Si lo vemos en América Latina, la lista también se engrosa año a año. Se pueden citar a Jair Bolsonaro, Nicolás Maduro y Daniel Ortega; y pronto se sumará Evo Morales, si gana las elecciones de octubre, pues buscará una reelección, que la constitución prohíbe. No se puede olvidar a Cuba, ahora con Miguel Díaz-Canet como la cara visible, porque Raúl Castro continúa como el poder detrás del trono.

La diferencia hoy, con los regímenes autoritarios del siglo XX, es que se recurre a las elecciones periódicas para obtener la legitimidad de origen o bien se recurre a “golpes de Estado blandos” (el gobernante cae, pero la democracia se mantiene, no hay ruptura constitucional) y de inmediato a comicios generales controlados, por eso al inicio mencioné a las democracias iliberales totalitarias. Iliberales porque utilizan todos los mecanismos del liberalismo político para ejercer el poder, pero sin los principios y valores que le sirven de base. Y totalitarias —según la concepción de J. Talmon— porque solo existe una y exclusiva verdad política: la del líder mesiánico que asume el poder.
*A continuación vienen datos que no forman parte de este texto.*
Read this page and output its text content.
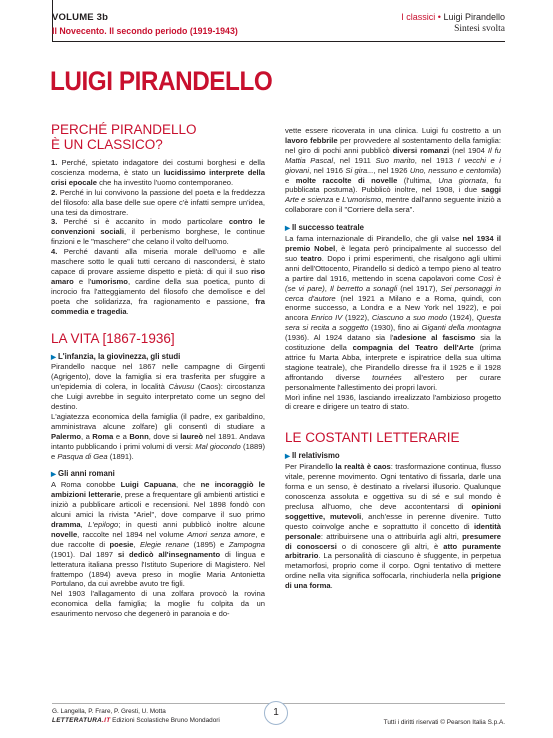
VOLUME 3b
Il Novecento. Il secondo periodo (1919-1943)
I classici • Luigi Pirandello
Sintesi svolta
LUIGI PIRANDELLO
PERCHÉ PIRANDELLO
È UN CLASSICO?

1. Perché, spietato indagatore dei costumi borghesi e della coscienza moderna, è stato un lucidissimo interprete della crisi epocale che ha investito l'uomo contemporaneo.

2. Perché in lui convivono la passione del poeta e la freddezza del filosofo: alla base delle sue opere c'è infatti sempre un'idea, una tesi da dimostrare.

3. Perché si è accanito in modo particolare contro le convenzioni sociali, il perbenismo borghese, le continue finzioni e le "maschere" che celano il volto dell'uomo.

4. Perché davanti alla miseria morale dell'uomo e alle maschere sotto le quali tutti cercano di nascondersi, è stato capace di provare assieme dispetto e pietà: di qui il suo riso amaro e l'umorismo, cardine della sua poetica, punto di incrocio fra l'atteggiamento del filosofo che demolisce e del poeta che solidarizza, fra ragionamento e passione, fra commedia e tragedia.

LA VITA [1867-1936]
▶ L'infanzia, la giovinezza, gli studi

Pirandello nacque nel 1867 nelle campagne di Girgenti (Agrigento), dove la famiglia si era trasferita per sfuggire a un'epidemia di colera, in località Càvusu (Caos): circostanza che Luigi avrebbe in seguito interpretato come un segno del destino.

L'agiatezza economica della famiglia (il padre, ex garibaldino, amministrava alcune zolfare) gli consentì di studiare a Palermo, a Roma e a Bonn, dove si laureò nel 1891. Andava intanto pubblicando i primi volumi di versi: Mal giocondo (1889) e Pasqua di Gea (1891).

▶ Gli anni romani

A Roma conobbe Luigi Capuana, che ne incoraggiò le ambizioni letterarie, prese a frequentare gli ambienti artistici e iniziò a pubblicare articoli e recensioni. Nel 1898 fondò con alcuni amici la rivista "Ariel", dove comparve il suo primo dramma, L'epilogo; in questi anni pubblicò inoltre alcune novelle, raccolte nel 1894 nel volume Amori senza amore, e due raccolte di poesie, Elegie renane (1895) e Zampogna (1901). Dal 1897 si dedicò all'insegnamento di lingua e letteratura italiana presso l'Istituto Superiore di Magistero. Nel frattempo (1894) aveva preso in moglie Maria Antonietta Portulano, da cui avrebbe avuto tre figli.

Nel 1903 l'allagamento di una zolfara provocò la rovina economica della famiglia; la moglie fu colpita da un esaurimento nervoso che degenerò in paranoia e do-

vette essere ricoverata in una clinica. Luigi fu costretto a un lavoro febbrile per provvedere al sostentamento della famiglia: nel giro di pochi anni pubblicò diversi romanzi (nel 1904 Il fu Mattia Pascal, nel 1911 Suo marito, nel 1913 I vecchi e i giovani, nel 1916 Si gira..., nel 1926 Uno, nessuno e centomila) e molte raccolte di novelle (l'ultima, Una giornata, fu pubblicata postuma). Pubblicò inoltre, nel 1908, i due saggi Arte e scienza e L'umorismo, mentre dall'anno seguente iniziò a collaborare con il "Corriere della sera".

▶ Il successo teatrale

La fama internazionale di Pirandello, che gli valse nel 1934 il premio Nobel, è legata però principalmente al successo del suo teatro. Dopo i primi esperimenti, che risalgono agli ultimi anni dell'Ottocento, Pirandello si dedicò a tempo pieno al teatro a partire dal 1916, mettendo in scena capolavori come Così è (se vi pare), Il berretto a sonagli (nel 1917), Sei personaggi in cerca d'autore (nel 1921 a Milano e a Roma, quindi, con enorme successo, a Londra e a New York nel 1922), e poi ancora Enrico IV (1922), Ciascuno a suo modo (1924), Questa sera si recita a soggetto (1930), fino ai Giganti della montagna (1936). Al 1924 datano sia l'adesione al fascismo sia la costituzione della compagnia del Teatro dell'Arte (prima attrice fu Marta Abba, interprete e ispiratrice della sua ultima stagione teatrale), che Pirandello diresse fra il 1925 e il 1928 affrontando diverse tournées all'estero per curare personalmente l'allestimento dei propri lavori.

Morì infine nel 1936, lasciando irrealizzato l'ambizioso progetto di creare e dirigere un teatro di stato.

LE COSTANTI LETTERARIE
▶ Il relativismo

Per Pirandello la realtà è caos: trasformazione continua, flusso vitale, perenne movimento. Ogni tentativo di fissarla, darle una forma e un senso, è destinato a rivelarsi illusorio. Qualunque conoscenza assoluta e oggettiva su di sé e sul mondo è preclusa all'uomo, che deve accontentarsi di opinioni soggettive, mutevoli, anch'esse in perenne divenire. Tutto questo coinvolge anche e soprattutto il concetto di identità personale: attribuirsene una o attribuirla agli altri, presumere di conoscersi o di conoscere gli altri, è atto puramente arbitrario. La personalità di ciascuno è sfuggente, in perpetua metamorfosi, proprio come il corpo. Ogni tentativo di mettere ordine nella vita significa soffocarla, rinchiuderla nella prigione di una forma.

G. Langella, P. Frare, P. Gresti, U. Motta
LETTERATURA.IT Edizioni Scolastiche Bruno Mondadori
1
Tutti i diritti riservati © Pearson Italia S.p.A.
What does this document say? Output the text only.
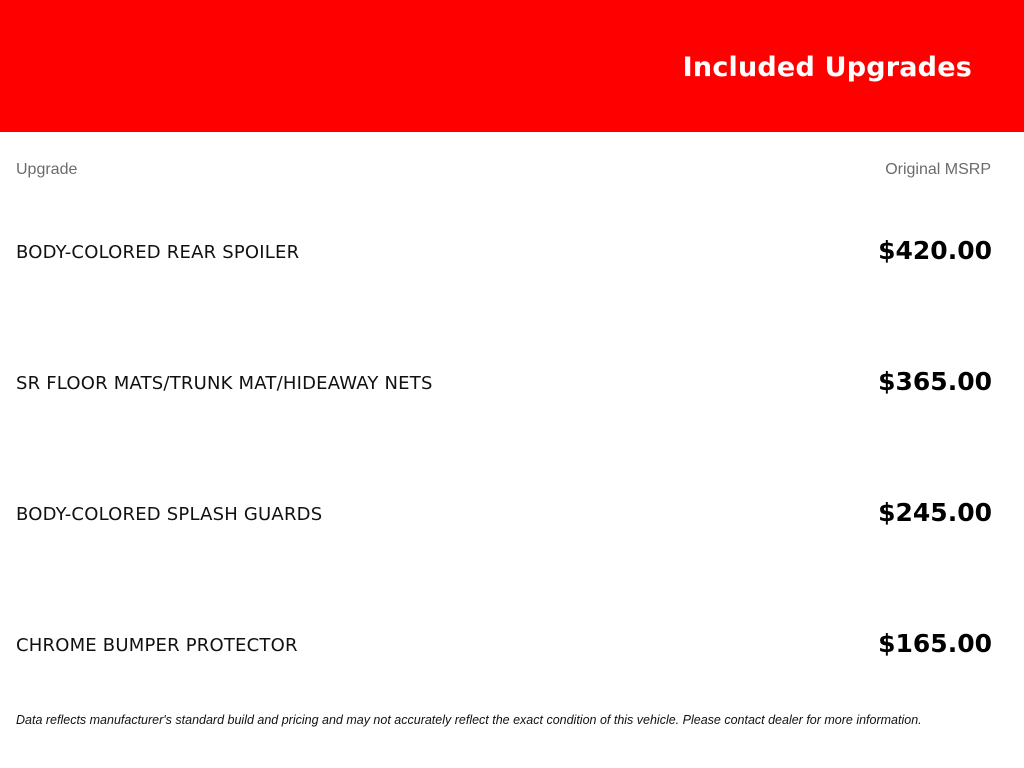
Included Upgrades
Upgrade	Original MSRP
BODY-COLORED REAR SPOILER	$420.00
SR FLOOR MATS/TRUNK MAT/HIDEAWAY NETS	$365.00
BODY-COLORED SPLASH GUARDS	$245.00
CHROME BUMPER PROTECTOR	$165.00
Data reflects manufacturer's standard build and pricing and may not accurately reflect the exact condition of this vehicle. Please contact dealer for more information.
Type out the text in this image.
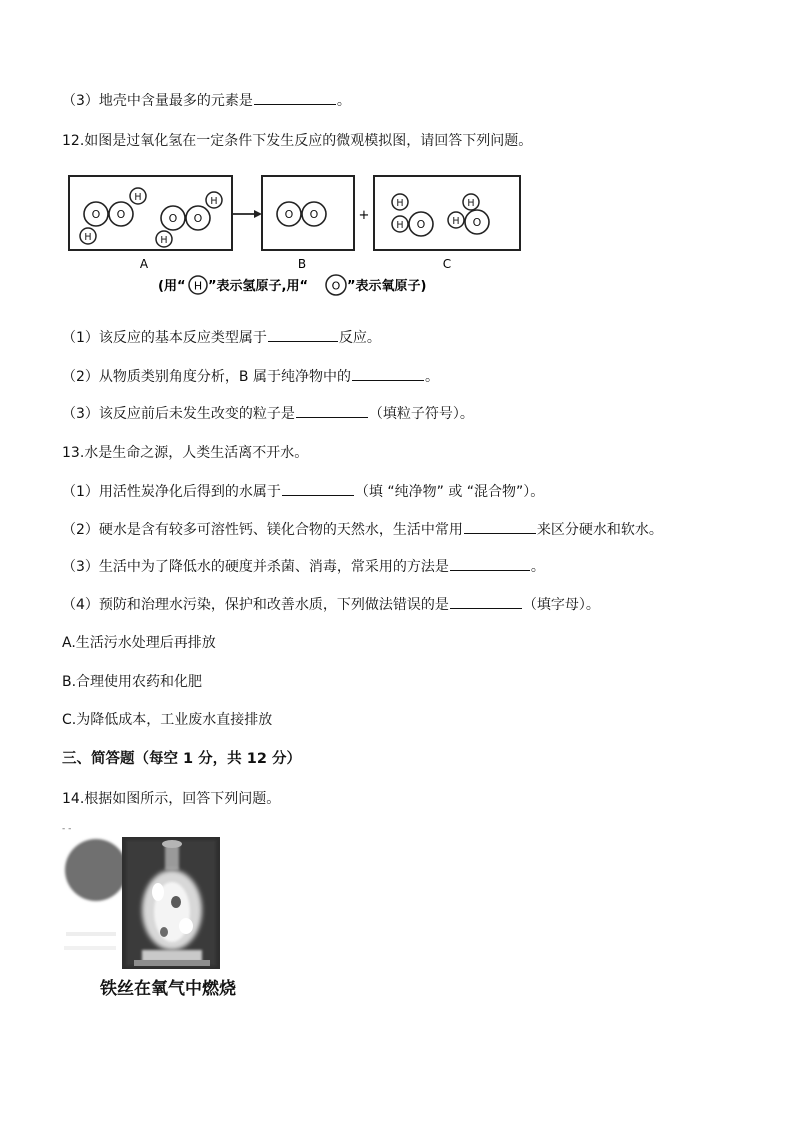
（3）地壳中含量最多的元素是	。
12.如图是过氧化氢在一定条件下发生反应的微观模拟图，请回答下列问题。
O O
H
H
O O
H
H
O O
H
H O
H
H O
+
A	B	C
(用“ H ”表示氢原子,用“ O ”表示氧原子)
（1）该反应的基本反应类型属于	反应。
（2）从物质类别角度分析，B 属于纯净物中的	。
（3）该反应前后未发生改变的粒子是	（填粒子符号）。
13.水是生命之源，人类生活离不开水。
（1）用活性炭净化后得到的水属于	（填 “纯净物” 或 “混合物”）。
（2）硬水是含有较多可溶性钙、镁化合物的天然水，生活中常用	来区分硬水和软水。
（3）生活中为了降低水的硬度并杀菌、消毒，常采用的方法是	。
（4）预防和治理水污染，保护和改善水质，下列做法错误的是	（填字母）。
A.生活污水处理后再排放
B.合理使用农药和化肥
C.为降低成本，工业废水直接排放
三、简答题（每空 1 分，共 12 分）
14.根据如图所示，回答下列问题。
- -
铁丝在氧气中燃烧
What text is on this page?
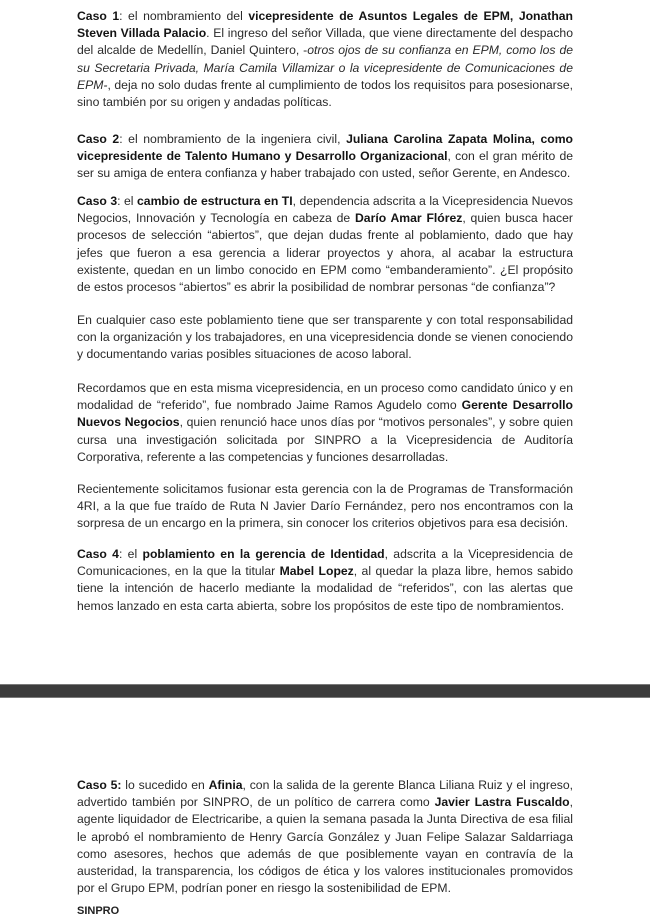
Caso 1: el nombramiento del vicepresidente de Asuntos Legales de EPM, Jonathan Steven Villada Palacio. El ingreso del señor Villada, que viene directamente del despacho del alcalde de Medellín, Daniel Quintero, -otros ojos de su confianza en EPM, como los de su Secretaria Privada, María Camila Villamizar o la vicepresidente de Comunicaciones de EPM-, deja no solo dudas frente al cumplimiento de todos los requisitos para posesionarse, sino también por su origen y andadas políticas.

Caso 2: el nombramiento de la ingeniera civil, Juliana Carolina Zapata Molina, como vicepresidente de Talento Humano y Desarrollo Organizacional, con el gran mérito de ser su amiga de entera confianza y haber trabajado con usted, señor Gerente, en Andesco.

Caso 3: el cambio de estructura en TI, dependencia adscrita a la Vicepresidencia Nuevos Negocios, Innovación y Tecnología en cabeza de Darío Amar Flórez, quien busca hacer procesos de selección “abiertos”, que dejan dudas frente al poblamiento, dado que hay jefes que fueron a esa gerencia a liderar proyectos y ahora, al acabar la estructura existente, quedan en un limbo conocido en EPM como “embanderamiento”. ¿El propósito de estos procesos “abiertos” es abrir la posibilidad de nombrar personas “de confianza”?

En cualquier caso este poblamiento tiene que ser transparente y con total responsabilidad con la organización y los trabajadores, en una vicepresidencia donde se vienen conociendo y documentando varias posibles situaciones de acoso laboral.

Recordamos que en esta misma vicepresidencia, en un proceso como candidato único y en modalidad de “referido”, fue nombrado Jaime Ramos Agudelo como Gerente Desarrollo Nuevos Negocios, quien renunció hace unos días por “motivos personales”, y sobre quien cursa una investigación solicitada por SINPRO a la Vicepresidencia de Auditoría Corporativa, referente a las competencias y funciones desarrolladas.

Recientemente solicitamos fusionar esta gerencia con la de Programas de Transformación 4RI, a la que fue traído de Ruta N Javier Darío Fernández, pero nos encontramos con la sorpresa de un encargo en la primera, sin conocer los criterios objetivos para esa decisión.

Caso 4: el poblamiento en la gerencia de Identidad, adscrita a la Vicepresidencia de Comunicaciones, en la que la titular Mabel Lopez, al quedar la plaza libre, hemos sabido tiene la intención de hacerlo mediante la modalidad de “referidos”, con las alertas que hemos lanzado en esta carta abierta, sobre los propósitos de este tipo de nombramientos.

Caso 5: lo sucedido en Afinia, con la salida de la gerente Blanca Liliana Ruiz y el ingreso, advertido también por SINPRO, de un político de carrera como Javier Lastra Fuscaldo, agente liquidador de Electricaribe, a quien la semana pasada la Junta Directiva de esa filial le aprobó el nombramiento de Henry García González y Juan Felipe Salazar Saldarriaga como asesores, hechos que además de que posiblemente vayan en contravía de la austeridad, la transparencia, los códigos de ética y los valores institucionales promovidos por el Grupo EPM, podrían poner en riesgo la sostenibilidad de EPM.

SINPRO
Estas democracias iliberales totalitarias se caracterizan por un partido dominante construido en torno al personalismo populista y el mesianismo político del mandatario; debilitamiento o eliminación de las organizaciones opositoras, tanto políticas como sociales; control de estructuras de poder vertical y horizontal a escala nacional y local; adaptación de la constitución y refundación del Estado bajo la concepción de que el Estado es aquel que define el líder mesiánico; búsqueda/adopción de un enemigo externo para mantener un férreo control sobre el sistema político en nombre de la defensa de la patria; y un fuerte respaldo de las fuerzas militares y policiales bajo un esquema de relaciones civil-militares que protejan al gobernante.